La posta in gioco è la vita stessa. Seduti tutti attorno allo stesso tavolo. Sembra sempre che gli altri giocatori abbiano un poker d’assi dietro gli occhiali da sole o luccicanti ad abbagliare i sorrisi enigmatici. Per certi versi questa esposizione telematica continua costringe a mostrare sempre le proprie carte più belle. Cerchiamo ad ogni giocata di sfoggiare i punti più alti, di bluffare e, se si è costretti, anche a barare… e tanto vale fare appello a tutto il coraggio che si possiede e buttare tutto dentro. “All In”, appunto, come l’ultimo progetto discografico dei Poor Works uscito nel 2019. Una band esperta che ha deciso di giocarsi tutto in questa manciata di canzoni. Per ogni brano trova melodie facilmente fruibili, con testi freschi e diretti e un affiatamento totale tra tutti gli elementi, producendo un suono compatto che viaggia verso L’Indie Pop più moderno. Le carte scoperte adagiate sul tappeto verde sono uguali per tutti, a fare la differenza sono quelle coperte. Quelle nascoste. Non si può occultare, certo, tutta la voglia di mantenere la spensieratezza giovanile per il tempo più lungo possibile. Non si può, non si deve, celare il desiderio di vivere gli innamoramenti, senza eludere le sofferenze e i piaceri innegabili. Non si può trattenere l’ambizione di conquistare il mondo, di inerpicarsi sulla cima più alta: che sia per vanagloria, o che sia sempre per amore, non si può negare comunque il suo potere trascinante.
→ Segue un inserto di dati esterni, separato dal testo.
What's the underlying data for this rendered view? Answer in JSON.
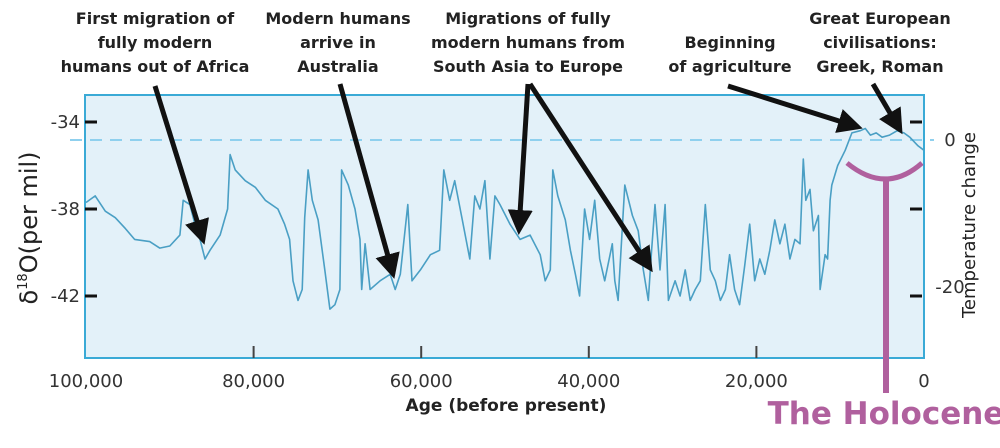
{
  "chart_data": {
    "type": "line",
    "xlabel": "Age (before present)",
    "ylabel_prefix": "δ",
    "ylabel_sup": "18",
    "ylabel_rest": "O(per mil)",
    "y2label": "Temperature change",
    "xlim": [
      100000,
      0
    ],
    "ylim": [
      -44.8,
      -32.8
    ],
    "x_ticks": [
      {
        "value": 100000,
        "label": "100,000"
      },
      {
        "value": 80000,
        "label": "80,000"
      },
      {
        "value": 60000,
        "label": "60,000"
      },
      {
        "value": 40000,
        "label": "40,000"
      },
      {
        "value": 20000,
        "label": "20,000"
      },
      {
        "value": 0,
        "label": "0"
      }
    ],
    "y_ticks": [
      {
        "value": -34,
        "label": "-34"
      },
      {
        "value": -38,
        "label": "-38"
      },
      {
        "value": -42,
        "label": "-42"
      }
    ],
    "y2_ticks": [
      {
        "value": 0,
        "label": "0"
      },
      {
        "value": -20,
        "label": "-20"
      }
    ],
    "reference_line": {
      "y": -34.83,
      "y2": 0,
      "style": "dashed"
    },
    "colors": {
      "line": "#4a9fc4",
      "plot_bg": "#e3f1f9",
      "border": "#3aaad6",
      "reference": "#8fd0ee",
      "holocene": "#b0609e",
      "arrow": "#111111"
    },
    "grid": false,
    "series": [
      {
        "x": [
          100000,
          98900,
          97700,
          96500,
          95300,
          94200,
          92400,
          91200,
          90000,
          88800,
          88400,
          87600,
          87000,
          86400,
          85800,
          85200,
          84000,
          83100,
          82800,
          82200,
          81000,
          79800,
          78600,
          77100,
          76300,
          75700,
          75300,
          74700,
          74200,
          73900,
          73500,
          73000,
          72300,
          71500,
          70900,
          70300,
          69700,
          69500,
          68700,
          67900,
          67300,
          67100,
          66700,
          66100,
          64900,
          63700,
          63100,
          62500,
          61600,
          61100,
          60100,
          58900,
          57800,
          57300,
          56600,
          56000,
          55100,
          54200,
          53600,
          53000,
          52400,
          51800,
          51200,
          50600,
          49400,
          48200,
          47000,
          45800,
          45200,
          44600,
          44300,
          43700,
          42800,
          42200,
          41600,
          41100,
          40500,
          39900,
          39300,
          38700,
          38100,
          37200,
          36900,
          36500,
          35700,
          34800,
          34100,
          33500,
          32900,
          32500,
          32100,
          31500,
          30900,
          30500,
          29700,
          29100,
          28500,
          27900,
          27300,
          26700,
          26100,
          25500,
          24900,
          24300,
          23700,
          23200,
          22600,
          22000,
          21400,
          20800,
          20200,
          19600,
          19000,
          18400,
          17800,
          17200,
          16600,
          16000,
          15400,
          14800,
          14400,
          14100,
          13600,
          13200,
          12600,
          12400,
          11800,
          11500,
          11200,
          11000,
          10300,
          9400,
          8600,
          7600,
          7000,
          6400,
          5700,
          5000,
          4100,
          3200,
          2400,
          1700,
          700,
          0
        ],
        "y": [
          -37.7,
          -37.4,
          -38.1,
          -38.4,
          -38.9,
          -39.4,
          -39.5,
          -39.8,
          -39.7,
          -39.2,
          -37.6,
          -37.8,
          -38.7,
          -39.4,
          -40.3,
          -39.9,
          -39.2,
          -38.0,
          -35.5,
          -36.2,
          -36.7,
          -37.0,
          -37.6,
          -38.0,
          -38.7,
          -39.4,
          -41.3,
          -42.2,
          -41.7,
          -38.4,
          -36.2,
          -37.6,
          -38.5,
          -40.8,
          -42.6,
          -42.4,
          -41.7,
          -36.2,
          -36.9,
          -38.0,
          -39.4,
          -41.7,
          -39.6,
          -41.7,
          -41.3,
          -41.0,
          -41.7,
          -41.0,
          -37.8,
          -41.3,
          -40.8,
          -40.1,
          -39.9,
          -36.2,
          -37.6,
          -36.7,
          -38.5,
          -40.3,
          -37.4,
          -38.0,
          -36.7,
          -40.3,
          -37.4,
          -37.8,
          -38.7,
          -39.4,
          -39.2,
          -40.1,
          -41.3,
          -40.8,
          -36.2,
          -37.4,
          -38.5,
          -39.9,
          -41.0,
          -42.0,
          -38.0,
          -39.4,
          -37.6,
          -40.3,
          -41.3,
          -39.6,
          -41.3,
          -42.2,
          -36.9,
          -38.3,
          -39.0,
          -40.8,
          -42.2,
          -39.9,
          -37.8,
          -40.8,
          -37.8,
          -42.2,
          -41.3,
          -42.0,
          -40.8,
          -42.2,
          -41.7,
          -41.3,
          -37.8,
          -40.8,
          -41.3,
          -42.2,
          -41.7,
          -40.1,
          -41.7,
          -42.4,
          -40.6,
          -38.7,
          -41.3,
          -40.3,
          -41.0,
          -39.9,
          -38.5,
          -39.6,
          -38.7,
          -40.3,
          -39.4,
          -39.6,
          -35.7,
          -37.6,
          -37.1,
          -39.0,
          -38.3,
          -41.7,
          -40.1,
          -40.3,
          -37.6,
          -36.9,
          -36.0,
          -35.3,
          -34.5,
          -34.4,
          -34.3,
          -34.6,
          -34.5,
          -34.7,
          -34.6,
          -34.4,
          -34.5,
          -34.7,
          -35.1,
          -35.3
        ]
      }
    ],
    "annotations": [
      {
        "lines": [
          "First migration of",
          "fully modern",
          "humans out of Africa"
        ]
      },
      {
        "lines": [
          "Modern humans",
          "arrive in",
          "Australia"
        ]
      },
      {
        "lines": [
          "Migrations of fully",
          "modern humans from",
          "South Asia to Europe"
        ]
      },
      {
        "lines": [
          "Beginning",
          "of agriculture"
        ]
      },
      {
        "lines": [
          "Great European",
          "civilisations:",
          "Greek, Roman"
        ]
      }
    ],
    "holocene_label": "The Holocene"
  }
}
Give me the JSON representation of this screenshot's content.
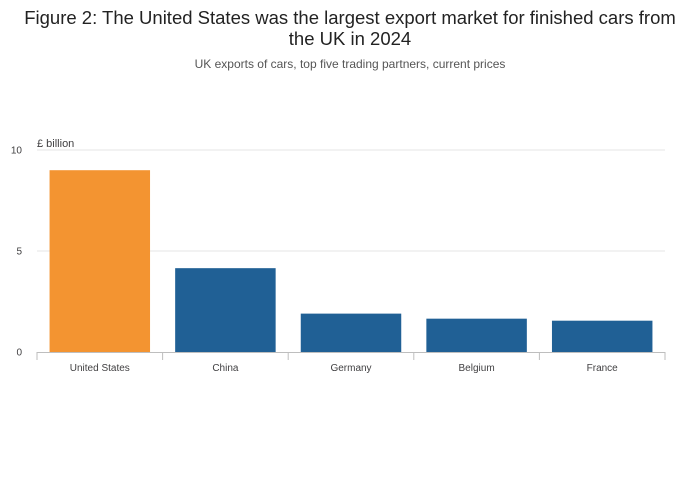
{
  "chart_data": {
    "type": "bar",
    "title": "Figure 2: The United States was the largest export market for finished cars from the UK in 2024",
    "subtitle": "UK exports of cars, top five trading partners, current prices",
    "ylabel": "£ billion",
    "xlabel": "",
    "categories": [
      "United States",
      "China",
      "Germany",
      "Belgium",
      "France"
    ],
    "values": [
      9.0,
      4.15,
      1.9,
      1.65,
      1.55
    ],
    "ylim": [
      0,
      10
    ],
    "yticks": [
      0,
      5,
      10
    ],
    "grid": true,
    "legend": "none",
    "colors": {
      "highlight": "#F39431",
      "default": "#206095",
      "grid": "#E6E6E6",
      "axis": "#BEBEBE"
    },
    "highlight_index": 0
  }
}
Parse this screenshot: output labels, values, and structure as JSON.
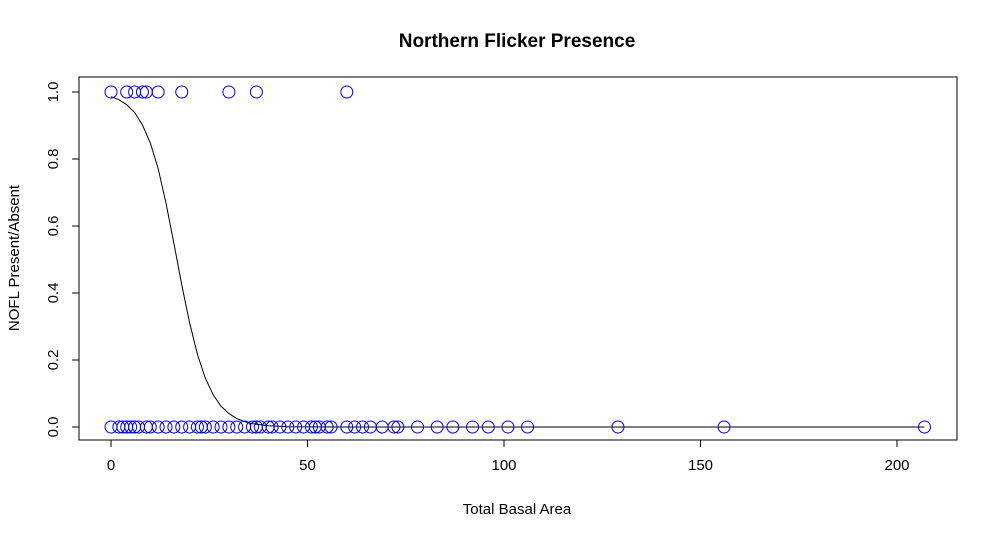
{
  "chart_data": {
    "type": "scatter",
    "title": "Northern Flicker Presence",
    "xlabel": "Total Basal Area",
    "ylabel": "NOFL Present/Absent",
    "xlim": [
      0,
      207
    ],
    "ylim": [
      0,
      1
    ],
    "xticks": [
      "0",
      "50",
      "100",
      "150",
      "200"
    ],
    "yticks": [
      "0.0",
      "0.2",
      "0.4",
      "0.6",
      "0.8",
      "1.0"
    ],
    "grid": false,
    "point_color": "#0000ff",
    "line_color": "#000000",
    "points": {
      "x": [
        0,
        4,
        6,
        8,
        9,
        12,
        18,
        30,
        37,
        60,
        0,
        2,
        3,
        4,
        5,
        6,
        7,
        9,
        10,
        12,
        14,
        16,
        18,
        20,
        22,
        23,
        24,
        26,
        28,
        30,
        32,
        34,
        36,
        37,
        38,
        40,
        41,
        43,
        45,
        47,
        49,
        51,
        52,
        53,
        55,
        56,
        60,
        62,
        64,
        66,
        69,
        72,
        73,
        78,
        83,
        87,
        92,
        96,
        101,
        106,
        129,
        156,
        207
      ],
      "y": [
        1,
        1,
        1,
        1,
        1,
        1,
        1,
        1,
        1,
        1,
        0,
        0,
        0,
        0,
        0,
        0,
        0,
        0,
        0,
        0,
        0,
        0,
        0,
        0,
        0,
        0,
        0,
        0,
        0,
        0,
        0,
        0,
        0,
        0,
        0,
        0,
        0,
        0,
        0,
        0,
        0,
        0,
        0,
        0,
        0,
        0,
        0,
        0,
        0,
        0,
        0,
        0,
        0,
        0,
        0,
        0,
        0,
        0,
        0,
        0,
        0,
        0,
        0
      ]
    },
    "fitted_curve": {
      "x": [
        0,
        2,
        4,
        6,
        8,
        10,
        12,
        14,
        16,
        18,
        20,
        22,
        24,
        26,
        28,
        30,
        32,
        34,
        36,
        38,
        40,
        45,
        50,
        60,
        80,
        100,
        150,
        207
      ],
      "y": [
        0.986,
        0.977,
        0.962,
        0.939,
        0.902,
        0.848,
        0.771,
        0.668,
        0.548,
        0.425,
        0.311,
        0.216,
        0.146,
        0.096,
        0.062,
        0.04,
        0.025,
        0.016,
        0.01,
        0.007,
        0.004,
        0.001,
        0.0003,
        2e-05,
        0,
        0,
        0,
        0
      ]
    }
  }
}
Quello che si nasconde, o che si prova a nascondere, sono le delusioni, le sconfitte, le paure che lentamente emergono senza che nemmeno ce ne accorgiamo, perché sono la parte più vera di noi. La posta in gioco è alta: è la vita stessa… e soltanto con la capacità di giocare le proprie carte a disposizione e con il coraggio di puntare tutto quello che si ha si può avere la speranza di vincere qualche partita con l’esistenza. Anche se non si dovesse vincere… in ogni caso sarebbe un successo. C’è sempre il disco dei Poor Works a rinfrescarci e a consolarci. 

I Poor Works sono: Nicola Toniolli, voce. Daniel Nardon e Daniel Calovi, chitarre e voci.
Mauro Tomedi, basso elettrico e voci. Patrick Calovi, tastiere e voci.
Christian Nicolini, batteria e voci. 

Tracklist: 1. Sunday forever. 2. Spengono le luci. 3. Cambiamenti. 4. All In.
5. 10.000. 6. Intrecciando nodi. 7. In capo al mondo. 8. Nuove pareti.